Expected value formalizes a simple intuition: if you repeat an experiment many times, what value will the outcomes average to? You already know, from probability mass functions, that a random variable assigns a probability to each possible outcome. Expected value weights each outcome by its probability and sums the results: E[X] = ∑ x · p(x). For a fair six-sided die, that is (1)(1/6) + (2)(1/6) + ... + (6)(1/6) = 3.5. Notice that 3.5 is not a possible outcome — expected value is a property of the distribution, not a prediction about any single trial.
The most important property of expected value is linearity. If you scale a random variable by a constant a and shift it by b, the expected value scales and shifts the same way: E[aX + b] = aE[X] + b. More powerfully, E[X + Y] = E[X] + E[Y] for *any* X and Y — no independence assumption required. This lets you decompose complicated sums into manageable pieces. For example, the expected number of heads in 10 fair coin flips can be computed as the sum of 10 simple expectations (each 1/2), giving E = 5, without reasoning about the joint distribution at all.
Independence matters for products, not sums. The product rule E[XY] = E[X]E[Y] holds only when X and Y are independent.
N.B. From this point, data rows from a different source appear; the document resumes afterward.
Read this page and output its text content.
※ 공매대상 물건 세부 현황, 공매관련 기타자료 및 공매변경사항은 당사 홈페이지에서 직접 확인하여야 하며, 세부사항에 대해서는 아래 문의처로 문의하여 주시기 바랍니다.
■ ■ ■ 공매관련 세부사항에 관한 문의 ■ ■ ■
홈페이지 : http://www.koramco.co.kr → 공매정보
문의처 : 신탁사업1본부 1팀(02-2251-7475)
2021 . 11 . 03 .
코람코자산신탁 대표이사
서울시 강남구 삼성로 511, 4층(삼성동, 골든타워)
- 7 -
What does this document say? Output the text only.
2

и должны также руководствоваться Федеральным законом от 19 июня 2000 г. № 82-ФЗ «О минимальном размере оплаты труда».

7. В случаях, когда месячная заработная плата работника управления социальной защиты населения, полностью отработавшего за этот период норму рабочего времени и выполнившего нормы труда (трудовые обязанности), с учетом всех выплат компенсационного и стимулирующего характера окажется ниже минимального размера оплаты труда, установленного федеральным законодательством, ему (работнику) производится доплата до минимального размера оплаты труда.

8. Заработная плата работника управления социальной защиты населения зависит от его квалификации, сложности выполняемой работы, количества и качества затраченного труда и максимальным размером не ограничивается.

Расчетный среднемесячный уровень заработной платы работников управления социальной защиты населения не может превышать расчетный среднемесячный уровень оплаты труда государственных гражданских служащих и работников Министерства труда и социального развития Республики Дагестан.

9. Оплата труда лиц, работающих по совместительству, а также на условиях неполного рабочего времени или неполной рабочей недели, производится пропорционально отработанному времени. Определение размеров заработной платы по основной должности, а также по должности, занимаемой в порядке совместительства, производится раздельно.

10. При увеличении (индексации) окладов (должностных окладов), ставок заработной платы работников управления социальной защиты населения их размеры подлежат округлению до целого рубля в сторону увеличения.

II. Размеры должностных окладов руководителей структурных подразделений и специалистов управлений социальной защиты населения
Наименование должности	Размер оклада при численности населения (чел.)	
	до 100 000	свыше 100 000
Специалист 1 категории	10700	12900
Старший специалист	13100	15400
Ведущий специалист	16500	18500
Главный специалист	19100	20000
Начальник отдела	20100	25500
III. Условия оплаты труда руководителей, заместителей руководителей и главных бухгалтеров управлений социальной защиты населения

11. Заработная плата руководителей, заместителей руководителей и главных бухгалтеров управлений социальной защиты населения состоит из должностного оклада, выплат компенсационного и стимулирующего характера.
If they are correlated — say X is the temperature and Y is ice cream sales — then the product expectation will differ from the product of the expectations. Distinguishing where independence is required versus where it is not is a recurring source of errors.
Expected value is the first moment of a distribution and represents its center of mass. It is closely related to variance (the second central moment), which measures spread around the expected value. Understanding expected value deeply — especially linearity — is the foundation for almost everything in probability theory, statistics, and decision-making under uncertainty.